Last week, my friend Traci B wrote to me about a workshop that wasn’t.
“You’ll love this…I went to a 4 hour morning workshop at this digital conference. The speaker said, this will be interactive because no one wants to listen to me talk for four hours. He then proceeded to talk for 4 hours!
I did learn stuff and it prompted some ideas, but imagine how much better they might stick if it actually was a workshop. Also, he polled people in the audience and asked who was B2B [business-to-business] and who B2C [business-to-consumer]. 90 percent of the room was B2B…his presentation was almost all B2C.”
Sadly, experiences like this are far too common. Speakers (and the folks that concoct conference programs) decide to jazz up the description of a broadcast-style session by calling it a workshop.
The dictionary definition of a workshop is: “a seminar, discussion group, or the like, that emphasizes exchange of ideas and the demonstration and application of techniques, skills, etc.”.
Workshops that are
Obviously, the lecture Traci had to endure wasn’t a workshop. Genuine workshops include significant, frequent, and appropriate work by participants, guided by leaders. The leaders typically have significant content-specific experience. However, they also need adequate facilitation skills to guide the group through the session’s activities.
Some workshops are better described as trainings, where the participants are novices and the leader supplies the vast majority of the content and learning environment. However, most workshops I’ve led included professionals with significant skills and experience.
Customizing a workshop
When running such sessions, it’s important to customize the workshop in real time to meet the actual wants and needs of the participants, rather than plowing through a predetermined agenda that may be partially or largely irrelevant.

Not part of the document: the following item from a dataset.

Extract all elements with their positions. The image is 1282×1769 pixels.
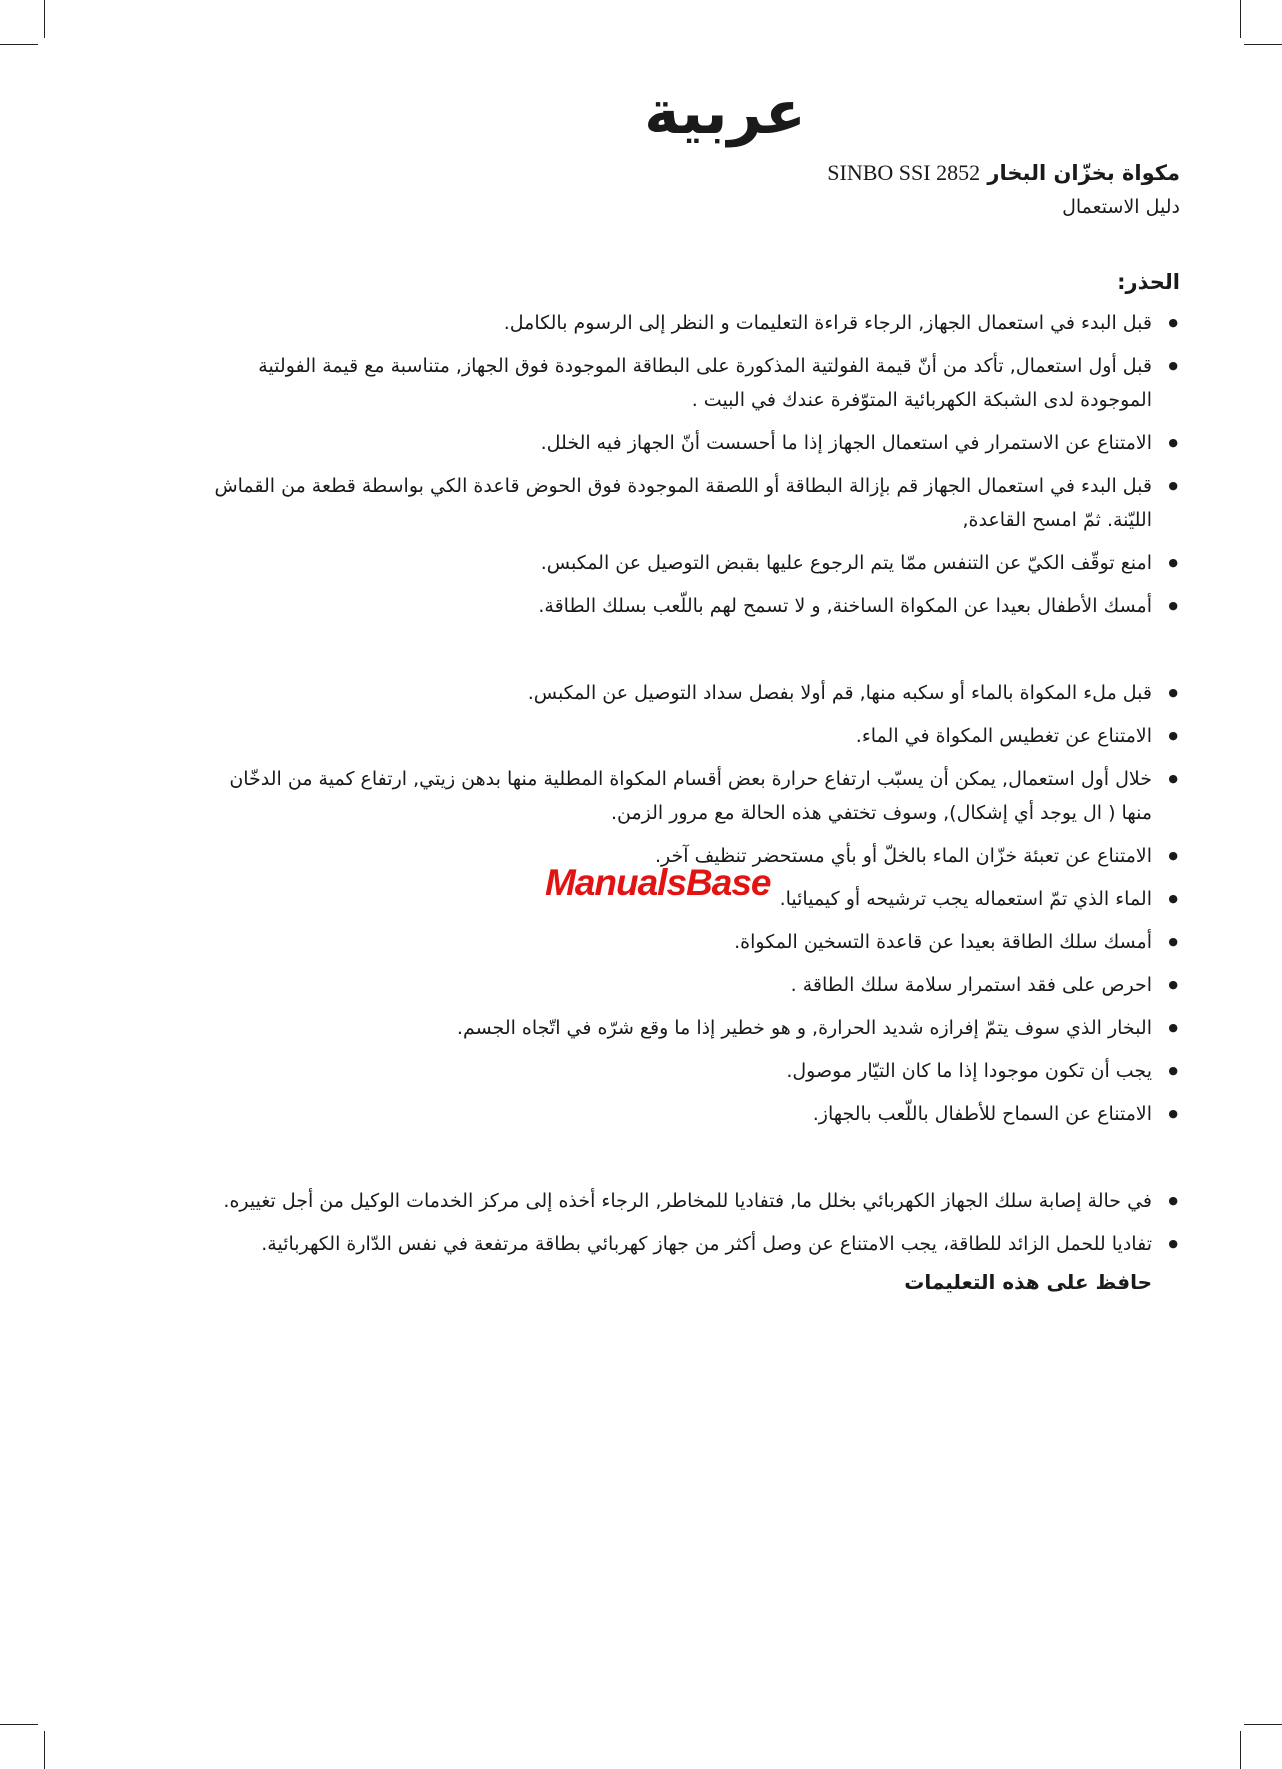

This did not happen at Traci’s event!
“Also, adapting your presentation isn’t tagging on “it’s the same for B2B” after every example…cause it’s not.”
Skilled leaders know to uncover the wants and needs of participants at the start of the session, and use the information to build a workshop that’s optimized for the attendees.
This sounds more difficult than it usually is. Preparation involves having a broad set of potential content, techniques, and skills to cover. Then, during the session, the leader concentrates on the wants and needs the attendees have initially shared, adjusting the time spent on each area to match the expressed interest.
One final suggestion
If a presenter (like me) is actually running a workshop, please don’t insist on calling them a speaker! In my experience, attendees prefer well-designed workshops to almost any other session format. Tell them the session is a workshop. They’ll appreciate the information (and likely the session too)!